Tageszeitung soll revolutioniert werden: Persönlicher Mix für den Briefkasten

Nur noch bezahlen, was einen wirklich interessiert? Mit "Niiu" startet im November Deutschlands erste personalisierte Tageszeitung. 17 Verlage machen bisher mit.

Jede Niiu-Ausgabe besteht aus Seiten der von den Lesern ausgewählten Zeitungsressorts im Originallayout. Bild: screenshot: niiu.de

Der Politikteil aus der Frankfurter Rundschau, Internationales aus der New York Times, Regionales aus der Berliner Morgenpost und das Sudoku nach eigenem Können. Pünktlich um sechs Uhr soll der persönliche Mix im Briefkasten liegen. So stellt sich das Zeitungsprojekt niiu.de die Zukunft der Tageszeitung vor. Am Dienstag ging die Website von Deutschlands erster personalisierter Zeitung online.
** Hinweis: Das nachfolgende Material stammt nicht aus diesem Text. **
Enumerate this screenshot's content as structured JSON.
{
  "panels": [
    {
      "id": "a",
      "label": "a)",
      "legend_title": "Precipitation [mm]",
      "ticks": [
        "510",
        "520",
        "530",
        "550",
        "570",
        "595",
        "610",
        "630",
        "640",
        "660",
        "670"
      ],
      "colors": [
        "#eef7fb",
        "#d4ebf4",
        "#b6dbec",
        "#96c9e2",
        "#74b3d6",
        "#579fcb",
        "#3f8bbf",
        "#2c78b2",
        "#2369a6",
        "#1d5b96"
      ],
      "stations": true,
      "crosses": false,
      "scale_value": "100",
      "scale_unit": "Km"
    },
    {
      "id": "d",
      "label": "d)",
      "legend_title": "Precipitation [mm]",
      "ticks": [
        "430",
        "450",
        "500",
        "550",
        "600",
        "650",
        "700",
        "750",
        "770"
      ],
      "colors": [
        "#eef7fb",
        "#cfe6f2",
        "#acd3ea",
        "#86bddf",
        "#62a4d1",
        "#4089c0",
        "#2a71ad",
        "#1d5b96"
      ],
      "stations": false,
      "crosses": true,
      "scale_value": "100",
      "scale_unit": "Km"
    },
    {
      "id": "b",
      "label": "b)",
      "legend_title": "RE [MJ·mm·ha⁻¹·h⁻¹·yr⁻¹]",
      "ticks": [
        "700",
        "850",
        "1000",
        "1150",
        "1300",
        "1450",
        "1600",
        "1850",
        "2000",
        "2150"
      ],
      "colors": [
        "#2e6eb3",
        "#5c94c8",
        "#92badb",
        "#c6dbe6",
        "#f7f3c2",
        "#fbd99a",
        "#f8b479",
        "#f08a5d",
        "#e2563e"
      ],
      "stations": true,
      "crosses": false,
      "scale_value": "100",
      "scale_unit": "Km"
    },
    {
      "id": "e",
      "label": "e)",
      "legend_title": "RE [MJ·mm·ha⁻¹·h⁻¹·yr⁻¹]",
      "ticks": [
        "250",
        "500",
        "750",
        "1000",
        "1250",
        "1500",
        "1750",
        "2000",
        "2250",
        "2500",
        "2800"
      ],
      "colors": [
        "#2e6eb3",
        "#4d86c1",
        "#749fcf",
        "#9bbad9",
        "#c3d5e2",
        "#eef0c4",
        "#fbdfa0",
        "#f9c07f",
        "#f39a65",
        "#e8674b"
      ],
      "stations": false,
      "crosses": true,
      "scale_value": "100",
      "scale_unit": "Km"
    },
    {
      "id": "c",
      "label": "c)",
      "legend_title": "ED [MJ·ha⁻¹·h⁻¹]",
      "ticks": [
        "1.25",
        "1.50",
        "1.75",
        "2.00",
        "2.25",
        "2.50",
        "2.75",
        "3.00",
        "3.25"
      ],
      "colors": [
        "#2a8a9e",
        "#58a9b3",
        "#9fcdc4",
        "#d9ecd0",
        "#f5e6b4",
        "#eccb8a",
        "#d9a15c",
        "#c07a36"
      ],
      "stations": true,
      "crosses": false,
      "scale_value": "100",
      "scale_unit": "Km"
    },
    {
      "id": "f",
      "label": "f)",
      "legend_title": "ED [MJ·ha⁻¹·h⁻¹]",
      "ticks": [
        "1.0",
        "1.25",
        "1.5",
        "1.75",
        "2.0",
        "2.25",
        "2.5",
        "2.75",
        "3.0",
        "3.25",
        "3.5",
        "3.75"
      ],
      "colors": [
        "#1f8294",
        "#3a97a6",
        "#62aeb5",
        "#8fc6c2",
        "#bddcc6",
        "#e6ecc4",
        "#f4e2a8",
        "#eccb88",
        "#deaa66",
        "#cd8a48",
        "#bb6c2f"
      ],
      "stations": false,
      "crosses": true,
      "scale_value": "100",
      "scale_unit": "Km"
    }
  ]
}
Dass sich der seit Jahrzehnten beschworene, aber bislang unerfüllte Traum nun der Realität nähert, davon konnten sich am Dienstag Journalisten in Berlin überzeugen: Auf einer 15 Meter langen digitalen Großdruckanlage liefen die ersten Exemplare im Vierfarbdruck vom Band. Jede Ausgabe besteht zunächst aus 24 Seiten.

Hinter niiu.de stecken Hendrik Tiedemann (27) und Wanja Oberhof (23). Was als studentisches Start-up-Unternehmen vor zweieinhalb Jahren begann, hat sich inzwischen zu einem Zukunftsprojekt für deutsche Zeitungsverlage gemausert. Insgesamt 17 deutsche und internationale Tageszeitungen stellen niiu.de komplette Zeitungsinhalte zur Verfügung. Aus Deutschland sind unter anderem die Frankfurter Rundschau, das Handelsblatt und der Tagesspiegel beteiligt. Auch der Springer-Verlag liefert den Inhalt von vier seiner Tageszeitungen zu. Internationale Titel wie New York Times und International Herald Tribune sind ebenfalls vertreten. Zudem haben die Jungunternehmer Verträge mit 500 Onlineanbietern wie kicker.de oder blogpiloten.de geschlossen.

"Ein entscheidender Punkt für die Teilnahme so vieler Verlage war, dass wir komplett unabhängig sind", sagte Wanja Oberhof der taz. An der InterTI GmbH mit zurzeit 12 Mitarbeitern sei kein Investor beteiligt. Auch die bisherigen Investitionen im "hohen sechsstelligen Bereich" hätten sie bislang selbst gestemmt.

Die Verlage in mühsamer Arbeit von ihrer Teilnahme zu überzeugen, war aber nur eine Hürde, die die beiden Jungunternehmer zu überwinden hatten. "Wir mussten ganz neue Wege gehen, was die Software, den Druck und den Vertrieb betrifft", sagt Oberhof. "Erst seit etwa einem Jahr gibt es überhaupt eine Druckmaschine, die unsere Ansprüche nach Qualität und günstigen Kosten erfüllt", sagt Hendrik Tiedemann. Mit der Software, die bei niiu.de im Hintergrund werkelt, waren bis zu 20 Programmierer über zwei Jahre beschäftigt. Sie managt den Produktionsprozess bis zum Adressaufdruck.

Jede Niiu-Ausgabe besteht aus Seiten der von den Lesern ausgewählten Zeitungsressorts im Originallayout. Das Projekt soll sich über den Verkaufspreis und Erlöse personalisierter Anzeigen finanzieren. Studenten bekommen jedes Exemplar für 1,20 Euro zugestellt, Vollzahler für 1,80 Euro. Abonnieren kann man Niiu mit einem Prepaid-System - für 30, 50 oder 150 Tage.

Die Verlage sehen das Projekt vor allem als Testballon. Mit konkreten Aussagen halten sie sich jedoch zurück. "Niiu ist ein schönes Innovationsprojekt, das wir gerne unterstützen, weil sich damit neue Zielgruppen ansprechen lassen", sagte ein Springer-Sprecher der taz. Der wirtschaftliche Aspekt stehe in der jetzigen Phase aber nicht im Vordergrund. "Wir erhoffen uns Kenntnisse, auf welcher technologischen Basis sich eine individualisierte Tageszeitung realisieren lässt." Am 16. November wird die erste Ausgabe von Niiu in Berlin zugestellt.